There’s an aggression to the intellectuality of Nadav Lapid’s two latest films. 2019’s Synonyms was a blistering character study of a rowdy young man, and former IMF soldier, trying to flee his military obligations in Israel. That film has a thematic alacrity, screaming through scenes involving sexual and emotional manipulation, and the titanic burden of nationalism. Ahed’s Knee, his latest, premiered on the festival circuit last year, before getting it’s US release this month. Ahed’s Knee is no less frustrated than Synonyms and no less riddled with anxiety about the inheritance of colonialist heritage. The great Avshalom Pollak plays a caustic film director named Y, who travels to the Avara dessert to screen one of his films. Y has a bubbling contempt for the Israeli government that has asked him to come and he has a few surprises in store for the screening.
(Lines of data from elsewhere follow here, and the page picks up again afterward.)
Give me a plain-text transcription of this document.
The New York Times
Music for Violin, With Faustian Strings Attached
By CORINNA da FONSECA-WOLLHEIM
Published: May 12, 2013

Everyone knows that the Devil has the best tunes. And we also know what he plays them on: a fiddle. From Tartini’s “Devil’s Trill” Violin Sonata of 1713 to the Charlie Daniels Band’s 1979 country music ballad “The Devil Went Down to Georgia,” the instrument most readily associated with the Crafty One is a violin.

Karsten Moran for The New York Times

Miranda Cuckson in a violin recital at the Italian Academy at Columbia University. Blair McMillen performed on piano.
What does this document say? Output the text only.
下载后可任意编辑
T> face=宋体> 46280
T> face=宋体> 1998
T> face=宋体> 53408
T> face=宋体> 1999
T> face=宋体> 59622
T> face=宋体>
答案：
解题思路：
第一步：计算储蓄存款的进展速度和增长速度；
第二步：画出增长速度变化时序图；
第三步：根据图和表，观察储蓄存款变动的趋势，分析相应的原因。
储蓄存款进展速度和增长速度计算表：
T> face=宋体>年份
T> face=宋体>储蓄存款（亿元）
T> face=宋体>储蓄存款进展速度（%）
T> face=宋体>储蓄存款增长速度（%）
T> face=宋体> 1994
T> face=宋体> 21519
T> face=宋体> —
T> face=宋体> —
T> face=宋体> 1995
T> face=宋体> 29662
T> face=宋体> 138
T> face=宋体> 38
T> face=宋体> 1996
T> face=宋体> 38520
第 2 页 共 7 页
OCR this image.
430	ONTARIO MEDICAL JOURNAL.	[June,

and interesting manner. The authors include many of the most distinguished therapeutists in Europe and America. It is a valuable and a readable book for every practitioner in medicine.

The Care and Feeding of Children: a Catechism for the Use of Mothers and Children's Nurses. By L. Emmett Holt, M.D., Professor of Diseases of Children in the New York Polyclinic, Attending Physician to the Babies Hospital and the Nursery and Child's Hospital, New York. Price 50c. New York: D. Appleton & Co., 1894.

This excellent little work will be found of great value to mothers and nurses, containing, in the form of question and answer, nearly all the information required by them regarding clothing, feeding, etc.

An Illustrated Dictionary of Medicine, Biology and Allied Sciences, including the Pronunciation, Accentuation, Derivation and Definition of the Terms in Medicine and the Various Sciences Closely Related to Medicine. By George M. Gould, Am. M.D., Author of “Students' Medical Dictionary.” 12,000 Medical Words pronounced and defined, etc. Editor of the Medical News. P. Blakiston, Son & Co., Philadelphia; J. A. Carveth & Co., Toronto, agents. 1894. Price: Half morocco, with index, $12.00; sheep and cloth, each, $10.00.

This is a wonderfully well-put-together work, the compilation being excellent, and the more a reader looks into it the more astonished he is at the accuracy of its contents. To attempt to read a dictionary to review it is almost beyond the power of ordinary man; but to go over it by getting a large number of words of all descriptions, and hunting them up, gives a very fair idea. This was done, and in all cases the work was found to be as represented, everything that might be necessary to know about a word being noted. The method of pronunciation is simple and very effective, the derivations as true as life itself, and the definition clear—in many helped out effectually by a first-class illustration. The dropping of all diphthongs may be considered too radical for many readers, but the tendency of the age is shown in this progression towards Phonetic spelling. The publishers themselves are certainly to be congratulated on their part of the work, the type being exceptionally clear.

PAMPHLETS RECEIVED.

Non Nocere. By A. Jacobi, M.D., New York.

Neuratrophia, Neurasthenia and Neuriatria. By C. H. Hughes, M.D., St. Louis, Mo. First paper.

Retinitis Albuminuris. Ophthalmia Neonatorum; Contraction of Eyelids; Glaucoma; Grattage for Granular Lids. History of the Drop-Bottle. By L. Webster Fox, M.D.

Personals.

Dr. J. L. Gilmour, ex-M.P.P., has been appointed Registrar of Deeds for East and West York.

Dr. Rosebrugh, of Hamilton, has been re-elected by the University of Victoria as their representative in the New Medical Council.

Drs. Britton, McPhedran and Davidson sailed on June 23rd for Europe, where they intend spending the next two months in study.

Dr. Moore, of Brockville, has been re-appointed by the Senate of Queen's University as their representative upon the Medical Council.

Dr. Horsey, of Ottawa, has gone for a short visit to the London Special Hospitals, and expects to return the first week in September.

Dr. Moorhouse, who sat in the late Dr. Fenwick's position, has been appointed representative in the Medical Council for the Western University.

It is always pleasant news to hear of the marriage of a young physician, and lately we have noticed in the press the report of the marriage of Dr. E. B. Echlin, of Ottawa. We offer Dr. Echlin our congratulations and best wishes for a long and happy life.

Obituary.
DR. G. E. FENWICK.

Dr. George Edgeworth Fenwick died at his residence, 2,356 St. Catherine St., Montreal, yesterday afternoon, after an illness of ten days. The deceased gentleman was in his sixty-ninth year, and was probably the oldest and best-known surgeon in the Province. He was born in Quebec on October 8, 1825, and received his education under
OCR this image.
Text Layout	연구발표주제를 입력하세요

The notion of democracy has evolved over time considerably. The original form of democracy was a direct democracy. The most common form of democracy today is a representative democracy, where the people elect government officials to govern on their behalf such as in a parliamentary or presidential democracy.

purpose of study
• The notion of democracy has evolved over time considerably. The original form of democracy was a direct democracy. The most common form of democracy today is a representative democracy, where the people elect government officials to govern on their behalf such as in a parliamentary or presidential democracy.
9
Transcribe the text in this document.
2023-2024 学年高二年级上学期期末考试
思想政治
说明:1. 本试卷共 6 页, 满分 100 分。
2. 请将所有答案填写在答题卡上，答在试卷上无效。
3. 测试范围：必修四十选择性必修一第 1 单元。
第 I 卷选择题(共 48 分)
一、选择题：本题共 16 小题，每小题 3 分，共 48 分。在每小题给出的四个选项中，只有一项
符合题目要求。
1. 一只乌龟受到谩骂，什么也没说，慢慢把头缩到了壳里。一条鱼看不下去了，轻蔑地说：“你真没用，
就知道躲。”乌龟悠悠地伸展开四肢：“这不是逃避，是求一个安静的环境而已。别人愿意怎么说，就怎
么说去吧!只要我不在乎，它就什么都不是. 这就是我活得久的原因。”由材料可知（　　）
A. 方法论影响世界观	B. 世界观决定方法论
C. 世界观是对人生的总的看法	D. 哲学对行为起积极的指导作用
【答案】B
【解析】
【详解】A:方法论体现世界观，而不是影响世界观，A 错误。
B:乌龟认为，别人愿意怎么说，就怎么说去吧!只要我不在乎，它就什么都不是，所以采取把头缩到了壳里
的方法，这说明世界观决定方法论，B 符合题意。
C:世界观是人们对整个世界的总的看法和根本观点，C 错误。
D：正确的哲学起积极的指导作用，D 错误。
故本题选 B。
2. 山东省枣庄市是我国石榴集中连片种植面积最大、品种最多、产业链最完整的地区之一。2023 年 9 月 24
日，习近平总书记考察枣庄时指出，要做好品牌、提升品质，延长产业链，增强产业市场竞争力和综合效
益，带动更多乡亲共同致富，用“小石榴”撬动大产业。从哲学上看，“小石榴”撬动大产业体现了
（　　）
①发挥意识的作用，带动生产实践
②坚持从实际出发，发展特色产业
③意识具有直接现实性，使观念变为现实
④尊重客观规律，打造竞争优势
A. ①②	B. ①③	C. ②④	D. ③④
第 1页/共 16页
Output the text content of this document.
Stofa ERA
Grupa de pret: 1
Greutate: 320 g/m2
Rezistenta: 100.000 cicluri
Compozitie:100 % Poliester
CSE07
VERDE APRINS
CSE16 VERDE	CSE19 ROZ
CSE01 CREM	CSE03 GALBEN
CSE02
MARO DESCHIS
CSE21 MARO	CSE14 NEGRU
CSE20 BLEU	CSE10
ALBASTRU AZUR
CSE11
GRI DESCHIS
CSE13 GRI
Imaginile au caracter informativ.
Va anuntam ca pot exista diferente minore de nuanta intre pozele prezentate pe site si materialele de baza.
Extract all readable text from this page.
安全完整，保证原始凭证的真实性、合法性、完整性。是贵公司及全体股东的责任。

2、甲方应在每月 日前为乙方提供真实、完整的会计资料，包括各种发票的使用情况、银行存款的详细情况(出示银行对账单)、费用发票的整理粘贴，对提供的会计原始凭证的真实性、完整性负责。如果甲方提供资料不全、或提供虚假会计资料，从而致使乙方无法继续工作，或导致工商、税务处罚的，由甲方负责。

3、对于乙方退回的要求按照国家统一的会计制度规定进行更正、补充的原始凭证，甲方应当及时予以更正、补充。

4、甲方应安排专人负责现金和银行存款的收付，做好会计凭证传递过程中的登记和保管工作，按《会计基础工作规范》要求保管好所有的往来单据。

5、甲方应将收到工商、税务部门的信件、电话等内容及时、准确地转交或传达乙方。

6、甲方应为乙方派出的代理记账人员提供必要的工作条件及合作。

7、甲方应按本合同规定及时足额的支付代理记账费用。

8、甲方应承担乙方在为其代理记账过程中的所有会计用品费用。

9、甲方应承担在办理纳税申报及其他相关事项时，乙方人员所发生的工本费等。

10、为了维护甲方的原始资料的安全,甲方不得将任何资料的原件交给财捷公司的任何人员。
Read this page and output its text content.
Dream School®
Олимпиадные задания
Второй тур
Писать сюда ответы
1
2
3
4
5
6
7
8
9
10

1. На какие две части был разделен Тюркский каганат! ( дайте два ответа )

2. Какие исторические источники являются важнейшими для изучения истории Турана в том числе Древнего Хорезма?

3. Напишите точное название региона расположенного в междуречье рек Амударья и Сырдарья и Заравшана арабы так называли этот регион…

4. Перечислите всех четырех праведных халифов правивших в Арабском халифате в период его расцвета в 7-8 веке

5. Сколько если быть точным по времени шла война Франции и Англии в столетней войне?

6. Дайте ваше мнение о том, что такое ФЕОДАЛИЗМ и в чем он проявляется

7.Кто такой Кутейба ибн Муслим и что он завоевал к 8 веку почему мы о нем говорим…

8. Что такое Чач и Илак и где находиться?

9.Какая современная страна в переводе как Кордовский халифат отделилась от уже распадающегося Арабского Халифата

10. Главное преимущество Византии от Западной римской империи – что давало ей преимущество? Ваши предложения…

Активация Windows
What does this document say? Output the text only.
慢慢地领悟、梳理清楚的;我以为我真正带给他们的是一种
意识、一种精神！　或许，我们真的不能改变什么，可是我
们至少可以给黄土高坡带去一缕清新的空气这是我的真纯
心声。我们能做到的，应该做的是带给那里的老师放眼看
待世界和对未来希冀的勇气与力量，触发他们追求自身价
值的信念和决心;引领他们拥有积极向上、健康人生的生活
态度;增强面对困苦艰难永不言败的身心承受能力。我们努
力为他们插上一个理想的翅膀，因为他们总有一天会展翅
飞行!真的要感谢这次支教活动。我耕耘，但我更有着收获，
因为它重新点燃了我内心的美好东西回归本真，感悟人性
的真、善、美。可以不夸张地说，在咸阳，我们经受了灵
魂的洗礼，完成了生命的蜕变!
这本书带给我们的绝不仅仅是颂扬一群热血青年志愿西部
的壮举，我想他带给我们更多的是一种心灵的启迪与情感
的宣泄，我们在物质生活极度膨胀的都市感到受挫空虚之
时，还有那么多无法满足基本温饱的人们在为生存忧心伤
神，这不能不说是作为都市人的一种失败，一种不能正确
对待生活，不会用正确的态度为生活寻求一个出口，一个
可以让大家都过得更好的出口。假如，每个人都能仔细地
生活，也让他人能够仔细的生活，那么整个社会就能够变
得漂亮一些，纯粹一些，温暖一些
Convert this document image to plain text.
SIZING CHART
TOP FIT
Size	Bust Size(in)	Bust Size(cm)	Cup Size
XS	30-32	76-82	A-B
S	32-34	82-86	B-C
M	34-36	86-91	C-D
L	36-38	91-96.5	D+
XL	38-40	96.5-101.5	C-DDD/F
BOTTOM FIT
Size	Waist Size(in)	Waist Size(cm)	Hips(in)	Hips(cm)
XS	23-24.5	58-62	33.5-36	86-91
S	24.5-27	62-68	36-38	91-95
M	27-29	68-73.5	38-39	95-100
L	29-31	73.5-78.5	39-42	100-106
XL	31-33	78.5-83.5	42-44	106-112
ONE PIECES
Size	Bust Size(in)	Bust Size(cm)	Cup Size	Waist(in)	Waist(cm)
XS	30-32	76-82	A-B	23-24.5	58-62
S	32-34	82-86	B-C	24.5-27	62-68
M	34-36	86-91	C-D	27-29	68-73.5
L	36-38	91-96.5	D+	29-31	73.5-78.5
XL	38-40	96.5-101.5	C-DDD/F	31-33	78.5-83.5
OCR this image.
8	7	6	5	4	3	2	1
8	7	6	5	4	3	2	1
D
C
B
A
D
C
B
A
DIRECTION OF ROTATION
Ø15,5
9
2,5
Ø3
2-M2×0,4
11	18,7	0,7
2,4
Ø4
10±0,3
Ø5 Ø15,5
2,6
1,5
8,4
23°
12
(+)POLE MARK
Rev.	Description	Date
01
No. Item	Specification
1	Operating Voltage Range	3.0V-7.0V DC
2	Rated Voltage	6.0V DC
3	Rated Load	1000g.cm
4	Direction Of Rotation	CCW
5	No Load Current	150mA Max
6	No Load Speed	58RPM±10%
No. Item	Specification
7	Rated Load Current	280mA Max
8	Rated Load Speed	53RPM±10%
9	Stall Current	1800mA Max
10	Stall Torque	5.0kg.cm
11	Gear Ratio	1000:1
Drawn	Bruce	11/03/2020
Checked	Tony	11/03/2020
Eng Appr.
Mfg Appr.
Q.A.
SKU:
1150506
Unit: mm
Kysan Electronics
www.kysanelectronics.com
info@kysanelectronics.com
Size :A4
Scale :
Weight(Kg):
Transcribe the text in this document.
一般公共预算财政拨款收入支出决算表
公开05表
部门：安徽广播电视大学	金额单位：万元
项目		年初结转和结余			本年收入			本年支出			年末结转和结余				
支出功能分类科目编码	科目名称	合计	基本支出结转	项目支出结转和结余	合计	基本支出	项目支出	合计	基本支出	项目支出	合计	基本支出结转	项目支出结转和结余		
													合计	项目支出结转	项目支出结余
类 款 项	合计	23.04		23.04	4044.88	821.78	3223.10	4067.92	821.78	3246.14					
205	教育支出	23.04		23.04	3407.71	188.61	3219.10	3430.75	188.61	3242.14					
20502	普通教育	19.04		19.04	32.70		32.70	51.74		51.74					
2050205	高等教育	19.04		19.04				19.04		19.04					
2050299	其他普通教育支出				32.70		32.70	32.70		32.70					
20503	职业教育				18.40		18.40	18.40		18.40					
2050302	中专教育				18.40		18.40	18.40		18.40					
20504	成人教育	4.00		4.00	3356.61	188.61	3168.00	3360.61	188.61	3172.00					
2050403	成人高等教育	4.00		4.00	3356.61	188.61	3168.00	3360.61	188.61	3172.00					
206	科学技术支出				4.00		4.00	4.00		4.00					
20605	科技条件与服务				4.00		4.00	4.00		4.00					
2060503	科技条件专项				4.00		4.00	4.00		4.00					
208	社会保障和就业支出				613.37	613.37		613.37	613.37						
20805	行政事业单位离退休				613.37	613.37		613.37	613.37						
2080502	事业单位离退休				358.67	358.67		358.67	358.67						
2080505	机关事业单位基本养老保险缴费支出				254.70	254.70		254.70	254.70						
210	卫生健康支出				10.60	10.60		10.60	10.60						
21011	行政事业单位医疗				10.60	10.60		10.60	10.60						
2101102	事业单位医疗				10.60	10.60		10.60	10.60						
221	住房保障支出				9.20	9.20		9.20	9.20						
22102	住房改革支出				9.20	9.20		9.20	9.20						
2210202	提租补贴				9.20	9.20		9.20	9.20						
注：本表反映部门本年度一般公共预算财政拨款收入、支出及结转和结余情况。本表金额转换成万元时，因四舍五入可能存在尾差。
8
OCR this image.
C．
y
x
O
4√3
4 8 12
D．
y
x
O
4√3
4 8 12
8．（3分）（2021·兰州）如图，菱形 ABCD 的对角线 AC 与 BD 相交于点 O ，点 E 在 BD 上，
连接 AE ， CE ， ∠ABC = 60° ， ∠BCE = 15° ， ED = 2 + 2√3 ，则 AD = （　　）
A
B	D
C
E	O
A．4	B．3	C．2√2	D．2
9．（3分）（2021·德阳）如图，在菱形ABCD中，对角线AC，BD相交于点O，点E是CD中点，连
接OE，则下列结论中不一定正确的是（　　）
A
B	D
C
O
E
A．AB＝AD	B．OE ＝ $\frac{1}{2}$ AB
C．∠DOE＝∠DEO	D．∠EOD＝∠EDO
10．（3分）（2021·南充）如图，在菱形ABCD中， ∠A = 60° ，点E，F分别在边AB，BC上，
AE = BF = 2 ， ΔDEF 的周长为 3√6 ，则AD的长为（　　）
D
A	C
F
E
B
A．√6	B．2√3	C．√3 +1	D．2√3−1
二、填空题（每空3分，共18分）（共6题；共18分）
Lapid’s camera is extremely restless, frequently jutting from end to end, disorienting the center screen in a way that both puts you into Y’s scattershot headspace while also keeping you at arm’s length in attempting to foresee his motives. A large chunk of the film is Y chatting with Yahalom (Nur Fibak), the surprisingly young libraries minister in charge of handling Y. Yahalom is friendly (almost flirty) with the veteran filmmaker, and she’s quick to tell him that she’s a fan of his work. Y is receptive to her amiability, though their scenes are riddled with a tension as Y’s sinister intentions are still unknown. Back in Jerusalem, Y’s mother and creative partner is sick with cancer. We never see his mother in the film, but her presence is an intense specter hanging over all of the events. Her fate has an unspoken weight on Y’s radical aspirations.

You’ll spend the entirety of Ahed’s Knee expecting a major reckoning in the film’s final act but when it finally comes, it is still unlike anything you may have predicted. Lapid’s unwavering forcefulness is often cut with stirring pop music asides that both work as a decompression while still maintaining the story’s frantic hysteria. There’s a punishing element to Lapid’s work and the relentlessness of his ideas can alienate audiences unfamiliar with the geopolitical context of his stories – in a way, the alienation is very much intentional. The protagonists of both Synonyms and Ahed’s Knee are attempting to process impossibly complicated realities, trying to make sense of absurd dualities (mainly, Israel’s stance as a symbol of liberation while being a ghastly practitioner of imperialist violence) that can never be reconciled.